Il ne faut pas gâcher l’histoire du mouvement ouvrier et démocratique, ni même celle de notre pays par le souvenir de ceux qui les ont trahis et ces arbres abattus ne cachent pas la forêt. Mais la matrice est bien là qui les fabrique. Ambitions bafouées, vanités contrariées, opportunisme, orgueil et velléités, ces virus ne demandent qu’à frapper et sont les symptômes de la faiblesse des corps constitués que sont nos partis de gauche. Et cette affaire est d’importance lorsqu’il s’agit des forces de progrès. Le fait qu’il y ait au sein de ces partis des instances ayant donné des responsabilités à de tels hommes montre qu’il convient de réinventer leur fonctionnement. L’on ne parle pas impunément au nom des plus humbles et la trahison de leurs mandataires donne un tour de vis à leur espérance, suscitant le trouble des consciences et cette idée noire qu’en politique, « ils » sont tous pareils. Pourtant la droite est la droite, elle ne sera jamais portée sur le mélange des genres et on ne peut pas lui reprocher d’être l’instrument de la défense des intérêts de la bourgeoisie, selon le vocable du siècle précédent, aujourd’hui de la finance internationale, bref de la mondialisation du capitalisme. Elle ne s’en cache pas, déclinant ce credo selon lequel ce qui est bon pour les possédants l’est aussi pour ceux qui n’ont rien et ses leaders portent haut, souvent avec appétence, ses couleurs. Nicolas Sarkozy en est un et on peut lui reconnaître ce talent d’être le maître de ces temps de décadence idéologique où l’on oublie trop vite que la confrontation de classes est une réalité concrète : familles jetées dans la misère, précarité, dureté de la vie, licenciements, économie de survie, justice et médias sous contrôle et instrumentés.
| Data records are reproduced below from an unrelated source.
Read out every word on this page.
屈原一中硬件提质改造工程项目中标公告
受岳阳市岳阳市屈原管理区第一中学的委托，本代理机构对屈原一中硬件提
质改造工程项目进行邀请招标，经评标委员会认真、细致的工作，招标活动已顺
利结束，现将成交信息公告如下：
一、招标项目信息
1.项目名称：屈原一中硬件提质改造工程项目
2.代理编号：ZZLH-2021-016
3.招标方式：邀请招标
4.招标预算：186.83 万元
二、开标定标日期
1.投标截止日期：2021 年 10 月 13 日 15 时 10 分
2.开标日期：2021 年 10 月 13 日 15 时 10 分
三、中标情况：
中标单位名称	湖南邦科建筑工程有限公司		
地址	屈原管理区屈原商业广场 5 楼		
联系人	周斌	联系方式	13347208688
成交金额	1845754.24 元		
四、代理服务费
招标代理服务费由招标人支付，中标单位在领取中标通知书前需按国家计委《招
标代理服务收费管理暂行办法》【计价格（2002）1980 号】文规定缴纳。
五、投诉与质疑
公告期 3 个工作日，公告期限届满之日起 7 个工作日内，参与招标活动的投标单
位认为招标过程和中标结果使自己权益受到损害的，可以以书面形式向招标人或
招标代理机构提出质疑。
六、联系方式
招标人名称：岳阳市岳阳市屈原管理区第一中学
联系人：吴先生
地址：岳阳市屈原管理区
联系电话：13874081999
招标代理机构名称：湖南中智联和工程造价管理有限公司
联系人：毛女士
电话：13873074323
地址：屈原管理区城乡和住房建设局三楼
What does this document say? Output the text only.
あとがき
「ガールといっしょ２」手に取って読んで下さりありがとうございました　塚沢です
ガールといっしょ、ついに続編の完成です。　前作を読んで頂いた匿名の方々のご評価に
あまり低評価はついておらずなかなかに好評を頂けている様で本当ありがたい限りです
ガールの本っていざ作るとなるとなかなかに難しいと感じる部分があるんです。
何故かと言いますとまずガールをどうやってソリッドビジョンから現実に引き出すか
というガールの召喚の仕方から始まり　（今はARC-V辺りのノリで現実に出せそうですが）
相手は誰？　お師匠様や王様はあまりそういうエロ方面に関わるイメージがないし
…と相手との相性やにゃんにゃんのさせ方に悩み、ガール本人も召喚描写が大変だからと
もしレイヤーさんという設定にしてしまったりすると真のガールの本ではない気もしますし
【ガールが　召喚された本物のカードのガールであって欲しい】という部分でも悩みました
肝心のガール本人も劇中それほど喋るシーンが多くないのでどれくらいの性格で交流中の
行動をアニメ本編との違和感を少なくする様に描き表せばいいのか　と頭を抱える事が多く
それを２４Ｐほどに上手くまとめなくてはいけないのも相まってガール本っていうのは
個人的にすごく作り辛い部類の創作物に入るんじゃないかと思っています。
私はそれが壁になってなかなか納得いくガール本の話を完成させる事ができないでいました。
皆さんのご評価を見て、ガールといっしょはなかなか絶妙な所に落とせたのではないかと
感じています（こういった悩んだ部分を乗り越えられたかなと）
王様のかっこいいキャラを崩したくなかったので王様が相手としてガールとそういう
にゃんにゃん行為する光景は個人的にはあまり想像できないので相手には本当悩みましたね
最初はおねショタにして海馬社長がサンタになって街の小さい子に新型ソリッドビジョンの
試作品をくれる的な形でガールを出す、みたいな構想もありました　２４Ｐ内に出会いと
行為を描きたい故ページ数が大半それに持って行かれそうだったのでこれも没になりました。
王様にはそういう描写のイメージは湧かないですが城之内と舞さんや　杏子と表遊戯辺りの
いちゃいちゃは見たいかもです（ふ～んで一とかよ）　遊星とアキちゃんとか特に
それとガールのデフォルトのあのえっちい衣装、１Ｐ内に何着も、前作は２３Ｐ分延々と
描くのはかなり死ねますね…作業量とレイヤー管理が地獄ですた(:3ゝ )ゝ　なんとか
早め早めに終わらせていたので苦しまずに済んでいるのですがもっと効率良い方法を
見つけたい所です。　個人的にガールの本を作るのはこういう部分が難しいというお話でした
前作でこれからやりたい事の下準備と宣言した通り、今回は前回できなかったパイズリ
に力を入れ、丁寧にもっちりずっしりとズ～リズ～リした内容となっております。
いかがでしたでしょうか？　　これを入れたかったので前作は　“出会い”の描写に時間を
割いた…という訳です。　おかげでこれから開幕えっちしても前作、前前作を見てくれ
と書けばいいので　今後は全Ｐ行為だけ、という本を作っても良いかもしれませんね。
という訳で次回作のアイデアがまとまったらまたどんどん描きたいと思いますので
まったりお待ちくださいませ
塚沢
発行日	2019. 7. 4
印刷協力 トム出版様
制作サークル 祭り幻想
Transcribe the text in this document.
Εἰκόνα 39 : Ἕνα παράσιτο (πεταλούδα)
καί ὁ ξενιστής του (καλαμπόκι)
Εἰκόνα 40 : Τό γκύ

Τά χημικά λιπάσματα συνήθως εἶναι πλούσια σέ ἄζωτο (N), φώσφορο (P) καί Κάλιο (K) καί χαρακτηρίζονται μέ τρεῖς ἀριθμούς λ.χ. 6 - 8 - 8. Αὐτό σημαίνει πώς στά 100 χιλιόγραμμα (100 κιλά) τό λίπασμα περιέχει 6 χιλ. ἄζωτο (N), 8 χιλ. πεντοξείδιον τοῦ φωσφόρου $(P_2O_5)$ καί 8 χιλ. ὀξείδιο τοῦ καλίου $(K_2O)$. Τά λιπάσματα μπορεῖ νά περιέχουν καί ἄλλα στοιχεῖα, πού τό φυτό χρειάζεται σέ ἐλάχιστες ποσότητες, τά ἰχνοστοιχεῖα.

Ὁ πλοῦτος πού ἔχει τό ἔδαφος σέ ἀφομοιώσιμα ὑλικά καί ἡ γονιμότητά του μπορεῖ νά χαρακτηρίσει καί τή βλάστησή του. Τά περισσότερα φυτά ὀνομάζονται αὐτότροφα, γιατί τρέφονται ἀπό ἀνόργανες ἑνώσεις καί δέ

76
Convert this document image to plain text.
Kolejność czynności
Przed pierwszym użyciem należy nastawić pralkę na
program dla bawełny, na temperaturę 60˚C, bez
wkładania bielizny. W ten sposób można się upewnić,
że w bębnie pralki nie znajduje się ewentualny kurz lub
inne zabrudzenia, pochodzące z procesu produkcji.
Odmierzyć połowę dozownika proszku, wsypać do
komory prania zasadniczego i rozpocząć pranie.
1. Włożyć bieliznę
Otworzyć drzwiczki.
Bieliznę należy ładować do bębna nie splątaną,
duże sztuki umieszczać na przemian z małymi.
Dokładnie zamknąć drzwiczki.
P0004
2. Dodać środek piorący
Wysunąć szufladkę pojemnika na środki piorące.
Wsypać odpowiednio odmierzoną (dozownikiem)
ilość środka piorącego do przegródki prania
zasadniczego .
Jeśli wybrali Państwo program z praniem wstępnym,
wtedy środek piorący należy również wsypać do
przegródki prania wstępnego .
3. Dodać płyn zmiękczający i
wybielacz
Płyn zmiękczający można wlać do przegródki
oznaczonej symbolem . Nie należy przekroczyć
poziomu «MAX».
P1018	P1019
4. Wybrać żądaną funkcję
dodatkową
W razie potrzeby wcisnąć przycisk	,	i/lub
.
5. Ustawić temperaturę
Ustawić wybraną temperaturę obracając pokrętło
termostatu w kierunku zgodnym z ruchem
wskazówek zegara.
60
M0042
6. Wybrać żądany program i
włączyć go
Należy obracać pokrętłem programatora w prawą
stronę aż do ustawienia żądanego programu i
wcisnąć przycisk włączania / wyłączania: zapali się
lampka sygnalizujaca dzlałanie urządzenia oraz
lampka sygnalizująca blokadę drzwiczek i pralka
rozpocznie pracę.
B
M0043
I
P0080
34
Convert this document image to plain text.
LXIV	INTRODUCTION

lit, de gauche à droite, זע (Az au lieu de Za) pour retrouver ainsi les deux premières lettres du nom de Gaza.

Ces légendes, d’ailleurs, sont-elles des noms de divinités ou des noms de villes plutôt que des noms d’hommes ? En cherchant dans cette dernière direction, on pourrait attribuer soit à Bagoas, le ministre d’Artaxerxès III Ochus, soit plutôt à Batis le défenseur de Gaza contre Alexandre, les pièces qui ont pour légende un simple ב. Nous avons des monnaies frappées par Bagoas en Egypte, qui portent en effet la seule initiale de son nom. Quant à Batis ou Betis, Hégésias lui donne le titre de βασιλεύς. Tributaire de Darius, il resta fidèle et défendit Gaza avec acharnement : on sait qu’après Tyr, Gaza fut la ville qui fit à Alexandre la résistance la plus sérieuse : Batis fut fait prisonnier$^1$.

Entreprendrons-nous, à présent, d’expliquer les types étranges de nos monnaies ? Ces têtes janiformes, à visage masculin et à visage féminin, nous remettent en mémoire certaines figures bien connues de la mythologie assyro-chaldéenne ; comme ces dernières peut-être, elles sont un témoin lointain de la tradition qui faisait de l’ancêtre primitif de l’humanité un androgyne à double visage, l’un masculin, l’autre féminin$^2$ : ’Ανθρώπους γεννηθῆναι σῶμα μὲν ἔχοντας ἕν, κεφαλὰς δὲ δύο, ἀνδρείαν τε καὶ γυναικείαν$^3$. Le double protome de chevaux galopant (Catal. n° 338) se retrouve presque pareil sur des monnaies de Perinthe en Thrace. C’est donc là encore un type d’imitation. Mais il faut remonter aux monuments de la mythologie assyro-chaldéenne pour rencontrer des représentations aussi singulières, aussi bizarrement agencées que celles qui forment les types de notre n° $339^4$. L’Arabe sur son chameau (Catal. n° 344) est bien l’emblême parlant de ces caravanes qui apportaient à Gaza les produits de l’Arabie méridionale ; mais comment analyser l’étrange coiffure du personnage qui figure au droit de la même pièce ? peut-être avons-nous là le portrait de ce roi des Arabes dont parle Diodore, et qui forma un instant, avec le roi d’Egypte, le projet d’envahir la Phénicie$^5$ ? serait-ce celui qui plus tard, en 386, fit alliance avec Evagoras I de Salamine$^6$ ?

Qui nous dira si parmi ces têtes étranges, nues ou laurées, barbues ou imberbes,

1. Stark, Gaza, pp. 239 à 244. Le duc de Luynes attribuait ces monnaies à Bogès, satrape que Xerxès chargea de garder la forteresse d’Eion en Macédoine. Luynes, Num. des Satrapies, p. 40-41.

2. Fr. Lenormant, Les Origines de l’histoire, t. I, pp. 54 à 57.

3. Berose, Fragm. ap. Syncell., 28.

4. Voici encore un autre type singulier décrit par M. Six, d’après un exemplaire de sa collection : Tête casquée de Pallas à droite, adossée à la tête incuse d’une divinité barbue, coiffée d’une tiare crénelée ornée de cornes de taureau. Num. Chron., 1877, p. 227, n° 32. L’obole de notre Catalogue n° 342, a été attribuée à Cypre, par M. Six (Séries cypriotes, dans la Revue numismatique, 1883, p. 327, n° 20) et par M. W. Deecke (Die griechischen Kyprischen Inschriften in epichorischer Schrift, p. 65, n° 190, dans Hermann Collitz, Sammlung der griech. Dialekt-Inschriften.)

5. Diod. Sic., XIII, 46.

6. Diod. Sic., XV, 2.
Quant à la gauche, tant qu’elle n’aura pas réinventé ses instruments d’organisation et suscité l’esprit de résistance, elle est vouée à être le spectateur de sa déchéance. Face à ces ingrédients d’un désarroi généralisé et cette pénurie de perspectives, il est naturel que des hommes, tels qu’Eric Besson, Bernard Kouchner, Jean-Marie Bockel et consorts, bien différents de nous autres, suivent l’inflexion de leurs âmes et le chemin de leurs aînés. Ils en auront sans doute le destin.